Beautiful photo, obviously she's running at 50-60 MPH. Interesting that 5401 would have a long-haul tender for such a relatively short run, or is my knowledge of your area's geography faulty.....?
You have a real treasure trove of J class photos, Roger. Please keep them coming. At this late in steam, most Hudsons had the PT tenders.
Hytec, I believe this was the only tender made with the large water cap. This was for use on the B4 where you did not scoop water . If you could run from Indy to Cincy ,100 miles, without taking water it was a great time saver . LEW
Lew, is this particular PT one that has less coal and more water than the others? I thought from the photo that the top of the coal section looked shorter than the others.
Does the track curve away back behind the 4th car or so? I ask because it seems a bit overkill for such a large locomotive. does it pickup more cars on the way?
Thanks, LEW. Did the B4 inherit these as the eastern divisions dieselized, or were they built and assigned to the B4 from the git-go?
Unquestionably. As LEW said, this is the late model tender with no water scoop for track pans. It's 1955, and steamers are getting whatever assignment at this point, often relieving diesels on minor trains so those diesels can replace ailing mainline diesels in main train lashups. Handling trains far too light for their abilities was standard for steamers as they were being phased out.
The definitive answer has been found in Tom Gerbracht's "Know Thy Hudsons." There were four different PT tenders on the Central, and only ONE had 25 tons of coal capacity and 21,000 gallons of water. It was built at Beech Grove in 1943 and installed on this very 5401 on the Big Four. The other three PT tenders contained 43 to 47 tons of coal and 17 or 18,000 gallons of water.

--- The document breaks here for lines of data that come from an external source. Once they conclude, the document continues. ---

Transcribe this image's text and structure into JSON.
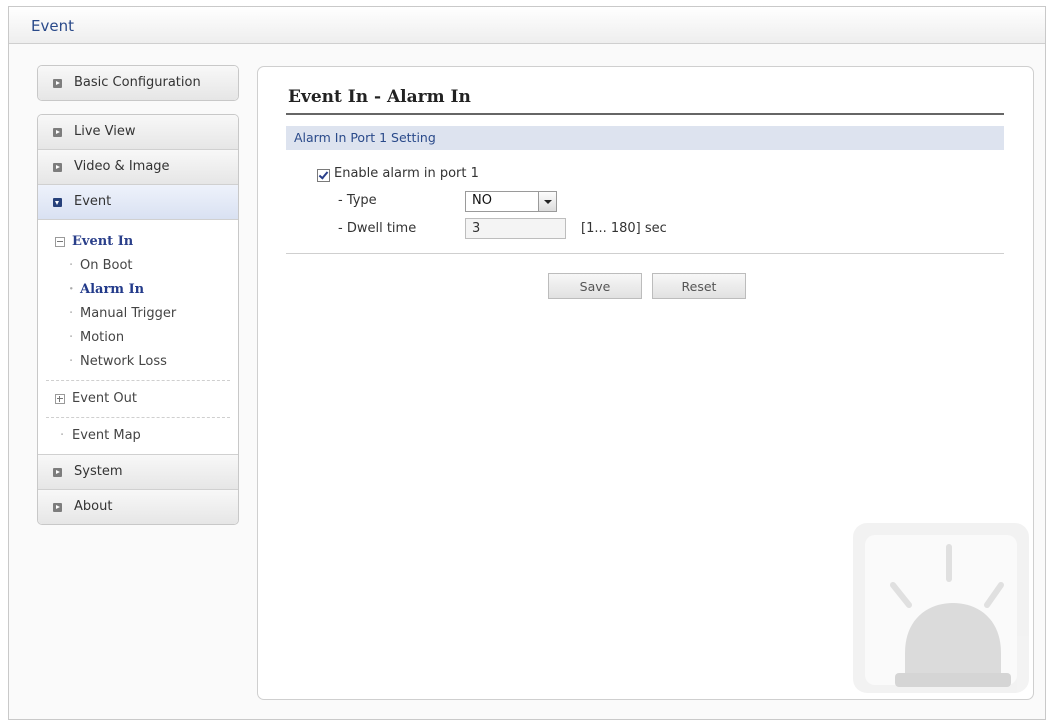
{
  "window": {
    "title": "Event"
  },
  "sidebar": {
    "basic_configuration": "Basic Configuration",
    "items": [
      {
        "label": "Live View"
      },
      {
        "label": "Video & Image"
      },
      {
        "label": "Event"
      }
    ],
    "event_submenu": {
      "event_in": "Event In",
      "event_in_items": [
        "On Boot",
        "Alarm In",
        "Manual Trigger",
        "Motion",
        "Network Loss"
      ],
      "event_out": "Event Out",
      "event_map": "Event Map"
    },
    "bottom_items": [
      {
        "label": "System"
      },
      {
        "label": "About"
      }
    ]
  },
  "main": {
    "title": "Event In - Alarm In",
    "section_title": "Alarm In Port 1 Setting",
    "enable_label": "Enable alarm in port 1",
    "enable_checked": true,
    "type_label": "- Type",
    "type_value": "NO",
    "dwell_label": "- Dwell time",
    "dwell_value": "3",
    "dwell_range": "[1... 180] sec",
    "save_label": "Save",
    "reset_label": "Reset"
  },
  "colors": {
    "accent": "#2a3f8a",
    "section_bg": "#dde3ef"
  }
}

More your knowledge of operations is less than optimal. Tenders were assigned to engines and stayed with them from major shopping to major shopping, unless something required the tender alone to be shopped, then a replacement would be assigned to the locomotive. With 'big' steam power in the later years they were given 'big' tenders in an effort to reduce the line of road time getting fuel and water or extending the runs between engine changes on trains. Using a 'big' engines on a local in the later days of steam was commonplace as all the 'little' engines had already been scrapped.
We should be here to fix that, not to sit in judgment of it... Don't know about you, but I wasn't born knowing this stuff.